魔法陣には起点となる核があり、そこを破壊すれば効果を消すこともできるのだが、試験会場中に張り巡らされた魔法陣は巨大すぎてこの乱戦状態ではどこにあるか調べることもできない。
「なら、全てを壊せばいいだけだ」
全部壊せば起点を探す必要も無くなる。力技だがレオフィーナには可能。
「全てじゃと」
「ここは任せます」
治療中のオルフェノを守るために壁となっているギガルとストニにこの場を任せると、レオフィーナは会場の中央へと歩き出す。
「ちょっと、どこに行くのよあんたもオルフェノを守りなさいよ!」
「すぐに終わらせる」
「終わらすって何よ!?」
乱戦になっている冒険者の間をすり抜け、会場中央にたどり着いたレオフィーナはオジロのスキル『破邪』を全快にして地面に突き刺した。
すると、突き刺した部分から紫色の光を発していた魔法陣の色が白銀色へと塗り替えられていき、完全に紫を塗りつぶすと、弾けて消えた。
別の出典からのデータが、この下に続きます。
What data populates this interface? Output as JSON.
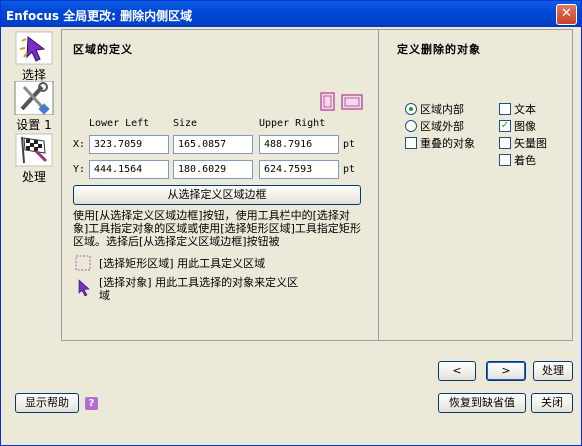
{
  "window": {
    "title": "Enfocus 全局更改: 删除内侧区域",
    "close_glyph": "✕"
  },
  "sidebar": {
    "items": [
      {
        "label": "选择",
        "icon": "selection-arrow-icon"
      },
      {
        "label": "设置 1",
        "icon": "tools-icon"
      },
      {
        "label": "处理",
        "icon": "checkered-flag-icon"
      }
    ]
  },
  "region": {
    "title": "区域的定义",
    "columns": [
      "Lower Left",
      "Size",
      "Upper Right"
    ],
    "rows": [
      {
        "label": "X:",
        "lower_left": "323.7059",
        "size": "165.0857",
        "upper_right": "488.7916",
        "unit": "pt"
      },
      {
        "label": "Y:",
        "lower_left": "444.1564",
        "size": "180.6029",
        "upper_right": "624.7593",
        "unit": "pt"
      }
    ],
    "define_button": "从选择定义区域边框",
    "description": "使用[从选择定义区域边框]按钮，使用工具栏中的[选择对象]工具指定对象的区域或使用[选择矩形区域]工具指定矩形区域。选择后[从选择定义区域边框]按钮被",
    "rect_tool_text": "[选择矩形区域] 用此工具定义区域",
    "object_tool_text": "[选择对象] 用此工具选择的对象来定义区域"
  },
  "objects": {
    "title": "定义删除的对象",
    "scope_options": [
      {
        "label": "区域内部",
        "selected": true
      },
      {
        "label": "区域外部",
        "selected": false
      }
    ],
    "overlap": {
      "label": "重叠的对象",
      "checked": false
    },
    "types": [
      {
        "label": "文本",
        "checked": false
      },
      {
        "label": "图像",
        "checked": true
      },
      {
        "label": "矢量图",
        "checked": false
      },
      {
        "label": "着色",
        "checked": false
      }
    ]
  },
  "nav": {
    "prev": "<",
    "next": ">",
    "process": "处理"
  },
  "footer": {
    "help": "显示帮助",
    "help_icon": "?",
    "restore": "恢复到缺省值",
    "close": "关闭"
  },
  "colors": {
    "titlebar": "#0046d5",
    "dialog_bg": "#ece9d8",
    "radio_dot": "#21a121"
  }
}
召喚されていた骸骨戦士たちは白い砂となって崩れさる。
「私の苦心の魔法陣が消されたデス」
「むむむ、これはソウ定外です、ソウ想定外」
試験官兄弟は両手を開いて、まったくおなじポーズで驚きを表現する。
「デスが、試験はまだ終わってないデス」
「ソウです、試験はあくまでもティラノレパードを全部倒した時が終了、ソウ倒した時が終了」
魔法陣を失い骸骨戦士は召喚できないが、受験者たちの体力はかなり削られている。この状態ではティラノレパードだけでも犠牲を出していただろう。本来ならば、だがレオフィーナたちはのんびりと試験官の計画に付き合うつもりは無かった。
「でしたらもう終わりですね」
「何を言っているのデ――」
最後まで言い切らない内に試験の終わらすための対象であったティラノレパードの一頭が三枚おろしのように斬り裂かれて吹き飛んだ。
さらにまばたき一回をする間に二頭目も吹き飛ぶ。
残る三体目はオルフェノたちが相手にしていた固体。二体が吹き飛んでいる間に急ぎ引き返したレオフィーナが、オジロの光剣で一刀のもとに斬り倒した。
「なんだ、三頭とも私が倒そうと思ったのに」
レオフィーナの隣に咲耶が着地する。あとコンマ何秒遅ければ咲耶が三頭とも倒していただろう。
「マスターの前です。サクヤだけにいい恰好はさせられません」
「魔法陣を壊して十分目立ってたよ」
「それはそれ、これはこれです」
試験会場では一瞬にしてティラノレパードが倒され、試験の達成条件が満たされた。
「「は?」」
試験官は揃って理解ができないと声を漏らす、ソウもデスも含まずに。